第3章 覇道の一里塚 上篇
―甲斐 七宝院―
「学園の皆様、お待ちしておりました」
七宝院の僧兵が一人門にあって、甲斐甲斐しく一行を迎えた。
長身の身を法衣に包む一方で、袈裟を上から覆う防弾仕様のチョッキを着込み、腰元のホルダーには拳銃が収められている。将に、現世の僧兵である。
「こちらこそ、この時勢の中、しかも突然押しかけるようにしてしまってご迷惑をおかけします」
「何の。このような時勢ゆえ、学ぶべき事も多かろうと存じますよ、樹下教諭」
にっこりと笑う僧兵と謝意を伝える引率の教諭の姿を後ろから眺めていた地学部の学生達は、肩からズレ落ちそうな荷物を掛け直して待っていた。湊は結局吐かずに済んだ。それでも「世話役」の綾香は気にして、荷物を一つ持ってやっている。「運転手」役の九戸晴政は、バスの預かりを頼む為、別の場所に車ごと移動していてここには居ない。
「それでは方々、甲斐は仏法に守られし地、存分に星学研究に励んで下さい」
僧兵はにこやかにそう言うと、次に険しく顔を変え、門の裏に居る部下達に聞こえるように声を上げた。
「開門っ!」
校門が開いて行く。大きな木製の門戸は軋んだ音を立てながら、ゆっくりと開いて行く。
音を立てて開かれて行く門戸からは物々しい姿の僧兵達が踵を並べ、まるで来賓を出迎えるように、厳かな態度で一行を出迎えた。その奥の奥に、七宝院がある。

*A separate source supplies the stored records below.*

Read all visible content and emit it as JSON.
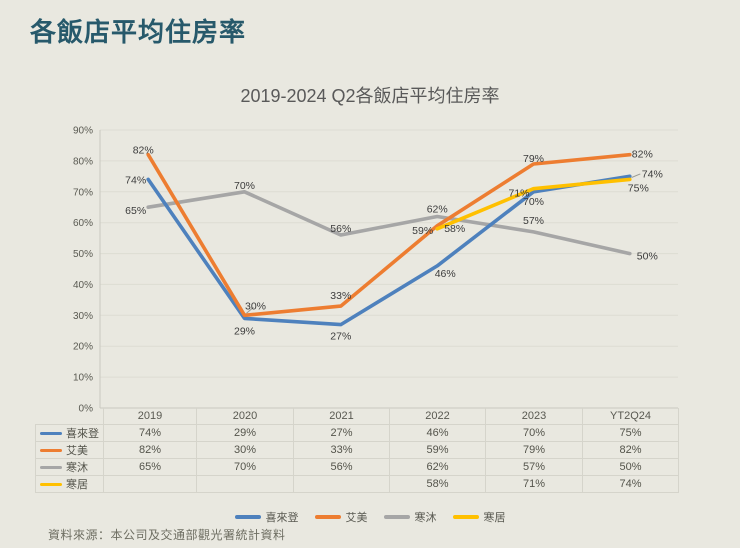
{
  "page": {
    "title": "各飯店平均住房率",
    "source": "資料來源：本公司及交通部觀光署統計資料"
  },
  "chart_data": {
    "type": "line",
    "title": "2019-2024 Q2各飯店平均住房率",
    "categories": [
      "2019",
      "2020",
      "2021",
      "2022",
      "2023",
      "YT2Q24"
    ],
    "series": [
      {
        "name": "喜來登",
        "color": "#4E81BD",
        "values": [
          74,
          29,
          27,
          46,
          70,
          75
        ]
      },
      {
        "name": "艾美",
        "color": "#ED7D31",
        "values": [
          82,
          30,
          33,
          59,
          79,
          82
        ]
      },
      {
        "name": "寒沐",
        "color": "#A6A6A6",
        "values": [
          65,
          70,
          56,
          62,
          57,
          50
        ]
      },
      {
        "name": "寒居",
        "color": "#FFC000",
        "values": [
          null,
          null,
          null,
          58,
          71,
          74
        ]
      }
    ],
    "ylim": [
      0,
      90
    ],
    "ytick_step": 10,
    "ytick_labels": [
      "0%",
      "10%",
      "20%",
      "30%",
      "40%",
      "50%",
      "60%",
      "70%",
      "80%",
      "90%"
    ],
    "grid": true,
    "legend_position": "bottom",
    "data_labels": true
  },
  "table": {
    "header": [
      "2019",
      "2020",
      "2021",
      "2022",
      "2023",
      "YT2Q24"
    ],
    "rows": [
      {
        "name": "喜來登",
        "color": "#4E81BD",
        "values": [
          "74%",
          "29%",
          "27%",
          "46%",
          "70%",
          "75%"
        ]
      },
      {
        "name": "艾美",
        "color": "#ED7D31",
        "values": [
          "82%",
          "30%",
          "33%",
          "59%",
          "79%",
          "82%"
        ]
      },
      {
        "name": "寒沐",
        "color": "#A6A6A6",
        "values": [
          "65%",
          "70%",
          "56%",
          "62%",
          "57%",
          "50%"
        ]
      },
      {
        "name": "寒居",
        "color": "#FFC000",
        "values": [
          "",
          "",
          "",
          "58%",
          "71%",
          "74%"
        ]
      }
    ]
  },
  "colors": {
    "background": "#E9E8E0",
    "title_text": "#27596B",
    "chart_text": "#595959",
    "grid_line": "#DDDCD3",
    "axis_line": "#C9C8BF",
    "table_border": "#D5D4CB"
  }
}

「なお、定時には皆で法華経の題目を行いますので、その際はお呼び致します」
僧兵は僅かに一行の方へ振り向いて言った。
「…面倒、題目何かよりタロットの方が…」
「湊、ここは黙っておけ」
ボソっと吐き出された危険な発言を椿は平静を装って制した。つい先程までの気分の悪さから少しずつ解放されて行ったからか、途端に鬱憤晴らしとばかりに毒付き出した湊の暴言に、案内の僧兵は気が付いていなかったようだが、傍らに居た亜紀と綾香は思わず肝を冷やされた。亜紀は溜息をつき、綾香は苦笑いを浮かべた。ただ思う所は同じである。
時勢故なのか、閉ざされていた校門が完全に開かれ、一行は七宝院へと入場した。僧兵達が凡そ10余騎、肩にサブマシンガンを担いで一行をそれとなく見据えながら出迎えた。開かれ始めた頃と変わらず、厳かな態度を崩しはしなかった。